Bosko in Dutch is a 1933 American animated comedy short film directed by Hugh Harman and Isadore Freleng. It is the 30th film in the Looney Tunes series featuring Bosko. It was released on January 14, 1933. It is the first Looney Tunes and non-Oswald the Lucky Rabbit cartoon to be directed by Freleng, who would become one of the series' most prominent directors for decades.

==Plot==
In the Netherlands, a group of animals go ice skating on a frozen pond. Bosko skates while delivering milk alongside Bruno.
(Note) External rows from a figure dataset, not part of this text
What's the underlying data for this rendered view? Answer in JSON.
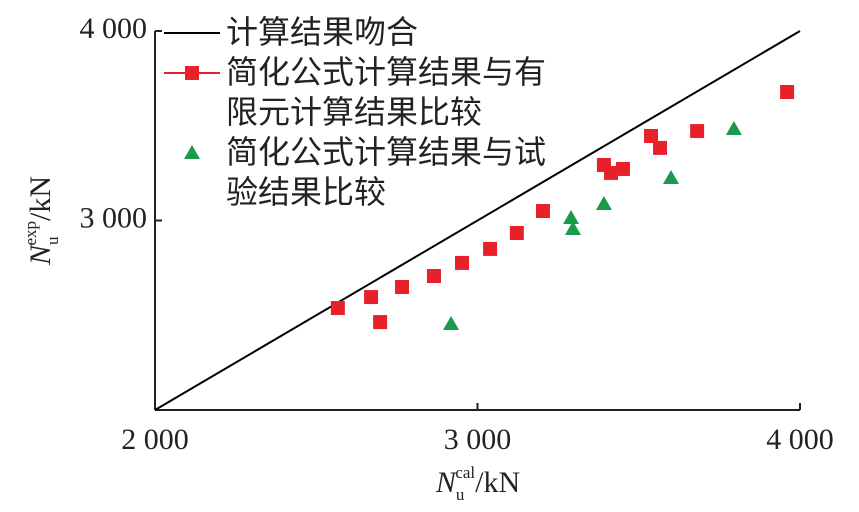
{
  "chart_data": {
    "type": "scatter",
    "xlabel": {
      "symbol": "N",
      "sub": "u",
      "sup": "cal",
      "unit": "/kN"
    },
    "ylabel": {
      "symbol": "N",
      "sub": "u",
      "sup": "exp",
      "unit": "/kN"
    },
    "xlim": [
      2000,
      4000
    ],
    "ylim": [
      2000,
      4000
    ],
    "xticks": [
      {
        "value": 2000,
        "label": "2 000"
      },
      {
        "value": 3000,
        "label": "3 000"
      },
      {
        "value": 4000,
        "label": "4 000"
      }
    ],
    "yticks": [
      {
        "value": 3000,
        "label": "3 000"
      },
      {
        "value": 4000,
        "label": "4 000"
      }
    ],
    "series": [
      {
        "name": "计算结果吻合",
        "type": "line",
        "color": "#000000",
        "x": [
          2000,
          4000
        ],
        "values": [
          2000,
          4000
        ]
      },
      {
        "name": "简化公式计算结果与有限元计算结果比较",
        "type": "scatter",
        "marker": "square",
        "color": "#e8202a",
        "x": [
          2567,
          2670,
          2698,
          2766,
          2865,
          2952,
          3039,
          3122,
          3203,
          3392,
          3414,
          3451,
          3538,
          3566,
          3681,
          3960
        ],
        "values": [
          2538,
          2596,
          2464,
          2649,
          2707,
          2776,
          2850,
          2934,
          3050,
          3293,
          3251,
          3272,
          3446,
          3383,
          3472,
          3678
        ]
      },
      {
        "name": "简化公式计算结果与试验结果比较",
        "type": "scatter",
        "marker": "triangle",
        "color": "#1a9a4a",
        "x": [
          2918,
          3290,
          3296,
          3392,
          3600,
          3795
        ],
        "values": [
          2454,
          3013,
          2955,
          3087,
          3224,
          3483
        ]
      }
    ]
  }
}
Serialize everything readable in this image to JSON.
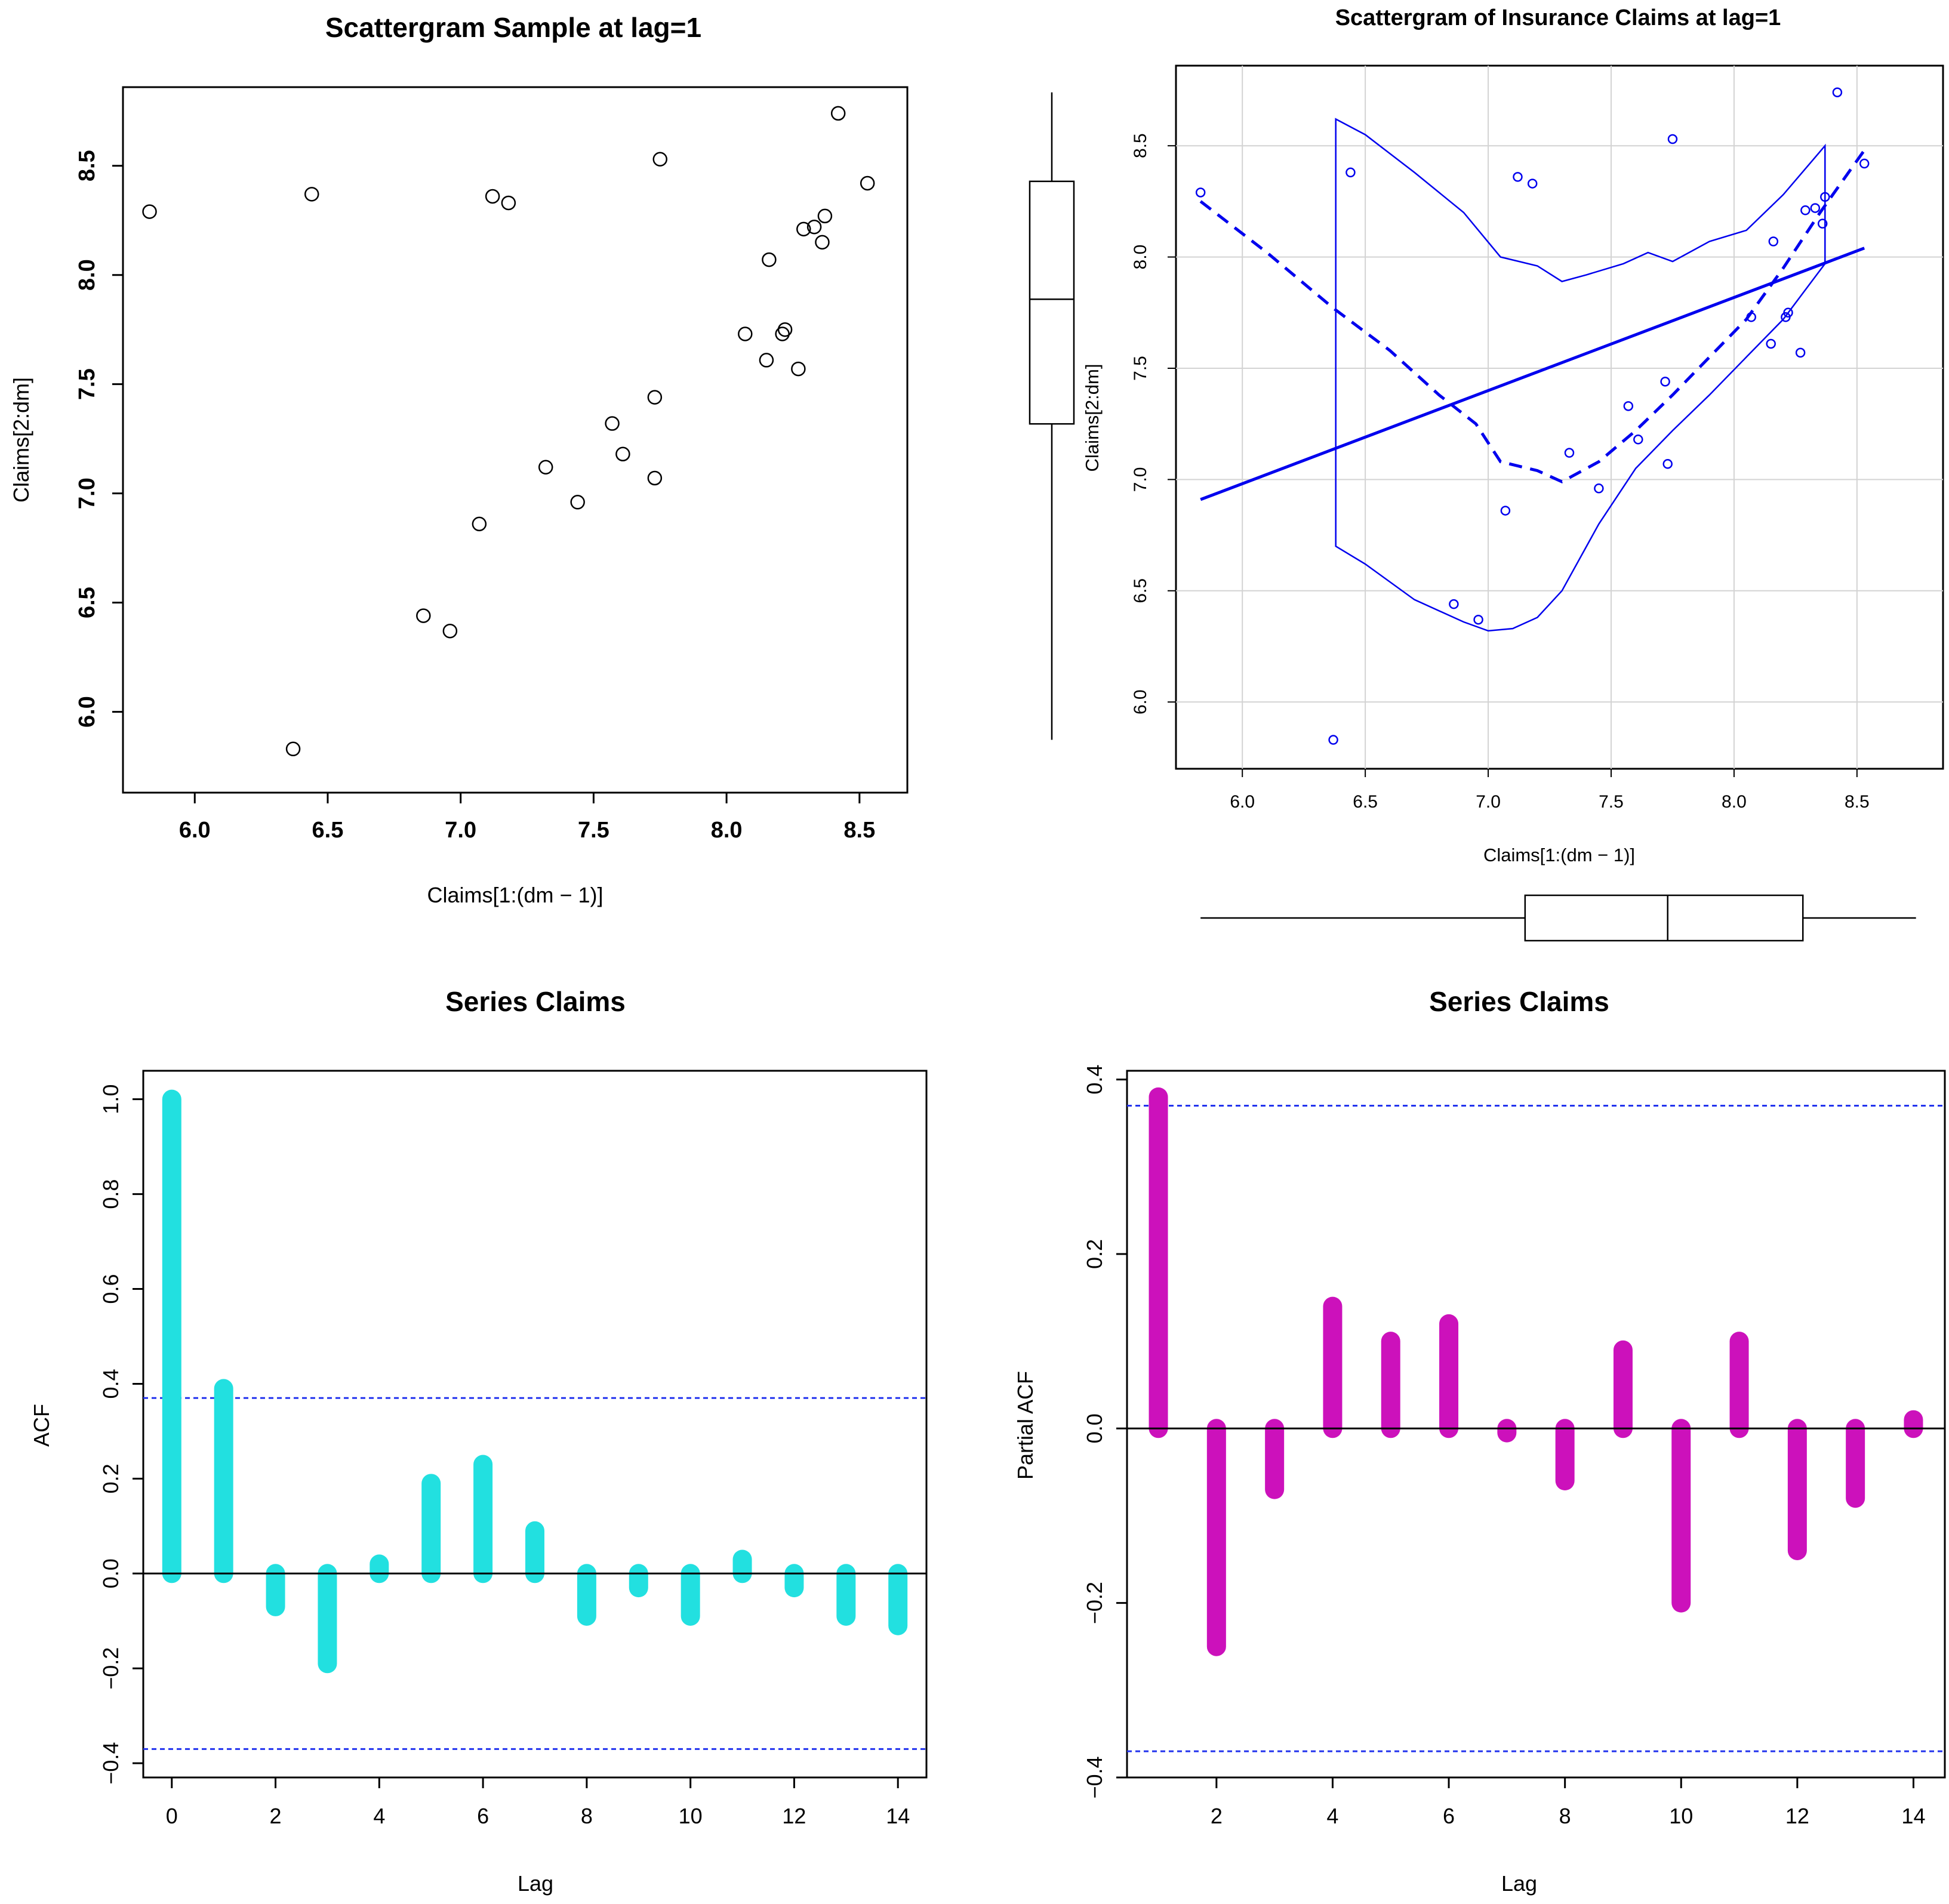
{
  "chart_data": [
    {
      "type": "scatter",
      "title": "Scattergram Sample at lag=1",
      "xlabel": "Claims[1:(dm − 1)]",
      "ylabel": "Claims[2:dm]",
      "xlim": [
        5.73,
        8.68
      ],
      "ylim": [
        5.63,
        8.86
      ],
      "xticks": [
        "6.0",
        "6.5",
        "7.0",
        "7.5",
        "8.0",
        "8.5"
      ],
      "yticks": [
        "6.0",
        "6.5",
        "7.0",
        "7.5",
        "8.0",
        "8.5"
      ],
      "grid": false,
      "points": [
        {
          "x": 5.83,
          "y": 8.29
        },
        {
          "x": 6.37,
          "y": 5.83
        },
        {
          "x": 6.44,
          "y": 8.37
        },
        {
          "x": 6.86,
          "y": 6.44
        },
        {
          "x": 6.96,
          "y": 6.37
        },
        {
          "x": 7.07,
          "y": 6.86
        },
        {
          "x": 7.12,
          "y": 8.36
        },
        {
          "x": 7.18,
          "y": 8.33
        },
        {
          "x": 7.32,
          "y": 7.12
        },
        {
          "x": 7.44,
          "y": 6.96
        },
        {
          "x": 7.57,
          "y": 7.32
        },
        {
          "x": 7.61,
          "y": 7.18
        },
        {
          "x": 7.73,
          "y": 7.44
        },
        {
          "x": 7.73,
          "y": 7.07
        },
        {
          "x": 7.75,
          "y": 8.53
        },
        {
          "x": 8.07,
          "y": 7.73
        },
        {
          "x": 8.15,
          "y": 7.61
        },
        {
          "x": 8.16,
          "y": 8.07
        },
        {
          "x": 8.21,
          "y": 7.73
        },
        {
          "x": 8.22,
          "y": 7.75
        },
        {
          "x": 8.27,
          "y": 7.57
        },
        {
          "x": 8.29,
          "y": 8.21
        },
        {
          "x": 8.33,
          "y": 8.22
        },
        {
          "x": 8.36,
          "y": 8.15
        },
        {
          "x": 8.37,
          "y": 8.27
        },
        {
          "x": 8.42,
          "y": 8.74
        },
        {
          "x": 8.53,
          "y": 8.42
        }
      ]
    },
    {
      "type": "scatter",
      "title": "Scattergram of Insurance Claims at lag=1",
      "xlabel": "Claims[1:(dm − 1)]",
      "ylabel": "Claims[2:dm]",
      "xlim": [
        5.73,
        8.85
      ],
      "ylim": [
        5.7,
        8.86
      ],
      "xticks": [
        "6.0",
        "6.5",
        "7.0",
        "7.5",
        "8.0",
        "8.5"
      ],
      "yticks": [
        "6.0",
        "6.5",
        "7.0",
        "7.5",
        "8.0",
        "8.5"
      ],
      "grid": true,
      "color": "#0000ee",
      "points": [
        {
          "x": 5.83,
          "y": 8.29
        },
        {
          "x": 6.37,
          "y": 5.83
        },
        {
          "x": 6.44,
          "y": 8.38
        },
        {
          "x": 6.86,
          "y": 6.44
        },
        {
          "x": 6.96,
          "y": 6.37
        },
        {
          "x": 7.07,
          "y": 6.86
        },
        {
          "x": 7.12,
          "y": 8.36
        },
        {
          "x": 7.18,
          "y": 8.33
        },
        {
          "x": 7.33,
          "y": 7.12
        },
        {
          "x": 7.45,
          "y": 6.96
        },
        {
          "x": 7.57,
          "y": 7.33
        },
        {
          "x": 7.61,
          "y": 7.18
        },
        {
          "x": 7.72,
          "y": 7.44
        },
        {
          "x": 7.73,
          "y": 7.07
        },
        {
          "x": 7.75,
          "y": 8.53
        },
        {
          "x": 8.07,
          "y": 7.73
        },
        {
          "x": 8.15,
          "y": 7.61
        },
        {
          "x": 8.16,
          "y": 8.07
        },
        {
          "x": 8.21,
          "y": 7.73
        },
        {
          "x": 8.22,
          "y": 7.75
        },
        {
          "x": 8.27,
          "y": 7.57
        },
        {
          "x": 8.29,
          "y": 8.21
        },
        {
          "x": 8.33,
          "y": 8.22
        },
        {
          "x": 8.36,
          "y": 8.15
        },
        {
          "x": 8.37,
          "y": 8.27
        },
        {
          "x": 8.42,
          "y": 8.74
        },
        {
          "x": 8.53,
          "y": 8.42
        }
      ],
      "regression_line": [
        {
          "x": 5.83,
          "y": 6.91
        },
        {
          "x": 8.53,
          "y": 8.04
        }
      ],
      "smoother": [
        {
          "x": 5.83,
          "y": 8.25
        },
        {
          "x": 6.1,
          "y": 8.02
        },
        {
          "x": 6.37,
          "y": 7.77
        },
        {
          "x": 6.6,
          "y": 7.58
        },
        {
          "x": 6.8,
          "y": 7.38
        },
        {
          "x": 6.95,
          "y": 7.25
        },
        {
          "x": 7.05,
          "y": 7.08
        },
        {
          "x": 7.2,
          "y": 7.04
        },
        {
          "x": 7.3,
          "y": 6.99
        },
        {
          "x": 7.45,
          "y": 7.08
        },
        {
          "x": 7.6,
          "y": 7.22
        },
        {
          "x": 7.75,
          "y": 7.38
        },
        {
          "x": 7.9,
          "y": 7.55
        },
        {
          "x": 8.05,
          "y": 7.72
        },
        {
          "x": 8.2,
          "y": 7.95
        },
        {
          "x": 8.35,
          "y": 8.2
        },
        {
          "x": 8.53,
          "y": 8.48
        }
      ],
      "band_upper": [
        {
          "x": 6.38,
          "y": 8.62
        },
        {
          "x": 6.5,
          "y": 8.55
        },
        {
          "x": 6.7,
          "y": 8.38
        },
        {
          "x": 6.9,
          "y": 8.2
        },
        {
          "x": 7.05,
          "y": 8.0
        },
        {
          "x": 7.2,
          "y": 7.96
        },
        {
          "x": 7.3,
          "y": 7.89
        },
        {
          "x": 7.4,
          "y": 7.92
        },
        {
          "x": 7.55,
          "y": 7.97
        },
        {
          "x": 7.65,
          "y": 8.02
        },
        {
          "x": 7.75,
          "y": 7.98
        },
        {
          "x": 7.9,
          "y": 8.07
        },
        {
          "x": 8.05,
          "y": 8.12
        },
        {
          "x": 8.2,
          "y": 8.28
        },
        {
          "x": 8.37,
          "y": 8.5
        }
      ],
      "band_lower": [
        {
          "x": 6.38,
          "y": 6.7
        },
        {
          "x": 6.5,
          "y": 6.62
        },
        {
          "x": 6.7,
          "y": 6.46
        },
        {
          "x": 6.9,
          "y": 6.36
        },
        {
          "x": 7.0,
          "y": 6.32
        },
        {
          "x": 7.1,
          "y": 6.33
        },
        {
          "x": 7.2,
          "y": 6.38
        },
        {
          "x": 7.3,
          "y": 6.5
        },
        {
          "x": 7.45,
          "y": 6.8
        },
        {
          "x": 7.6,
          "y": 7.05
        },
        {
          "x": 7.75,
          "y": 7.22
        },
        {
          "x": 7.9,
          "y": 7.38
        },
        {
          "x": 8.05,
          "y": 7.55
        },
        {
          "x": 8.2,
          "y": 7.72
        },
        {
          "x": 8.37,
          "y": 7.97
        }
      ],
      "y_boxplot": {
        "min": 5.83,
        "q1": 7.25,
        "median": 7.81,
        "q3": 8.34,
        "max": 8.74
      },
      "x_boxplot": {
        "min": 5.83,
        "q1": 7.15,
        "median": 7.73,
        "q3": 8.28,
        "max": 8.74
      }
    },
    {
      "type": "bar",
      "title": "Series  Claims",
      "xlabel": "Lag",
      "ylabel": "ACF",
      "color": "#22e0e0",
      "lags": [
        0,
        1,
        2,
        3,
        4,
        5,
        6,
        7,
        8,
        9,
        10,
        11,
        12,
        13,
        14
      ],
      "values": [
        1.0,
        0.39,
        -0.07,
        -0.19,
        0.02,
        0.19,
        0.23,
        0.09,
        -0.09,
        -0.03,
        -0.09,
        0.03,
        -0.03,
        -0.09,
        -0.11
      ],
      "ci": 0.37,
      "xlim": [
        -0.55,
        14.55
      ],
      "ylim": [
        -0.43,
        1.06
      ],
      "xticks": [
        "0",
        "2",
        "4",
        "6",
        "8",
        "10",
        "12",
        "14"
      ],
      "yticks": [
        "−0.4",
        "−0.2",
        "0.0",
        "0.2",
        "0.4",
        "0.6",
        "0.8",
        "1.0"
      ]
    },
    {
      "type": "bar",
      "title": "Series  Claims",
      "xlabel": "Lag",
      "ylabel": "Partial ACF",
      "color": "#cc11bb",
      "lags": [
        1,
        2,
        3,
        4,
        5,
        6,
        7,
        8,
        9,
        10,
        11,
        12,
        13,
        14
      ],
      "values": [
        0.38,
        -0.25,
        -0.07,
        0.14,
        0.1,
        0.12,
        -0.005,
        -0.06,
        0.09,
        -0.2,
        0.1,
        -0.14,
        -0.08,
        0.01
      ],
      "ci": 0.37,
      "xlim": [
        0.46,
        14.54
      ],
      "ylim": [
        -0.4,
        0.41
      ],
      "xticks": [
        "2",
        "4",
        "6",
        "8",
        "10",
        "12",
        "14"
      ],
      "yticks": [
        "−0.4",
        "−0.2",
        "0.0",
        "0.2",
        "0.4"
      ]
    }
  ]
}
Goopy Geer dances while ice skating. A dachshund resorts to using a sled and a large skate to maneuver the environment, while a duck skates with its offspring in tiny sleds, one of which goes to the outhouse at a windmill.

One of the milk canisters fall off, attracting a group of catfish who humorously resemble actual cats. As Bruno scratches himself and releases a legion of fleas, Bosko trips over a boulder. He eventually arrives at Honey's windmill where they sing, dance and swap shoes. Wilber and a lookalike or sibling skate and narrowly avoid a puddle, which they eventually fail to do so after a cuckoo clock sounds an alarm. Bosko goes to save them, hanging from a clothes line which allows him to return to the house with both kittens easily, but the trio fall to the ground. The two kittens fall onto a piece of ice which shatters around the portion they are on. They flow down the rapids into the sewers, allowing Bosko to flush them out to safety.

==Reception==
The Motion Picture Herald called It a "clever cartoon".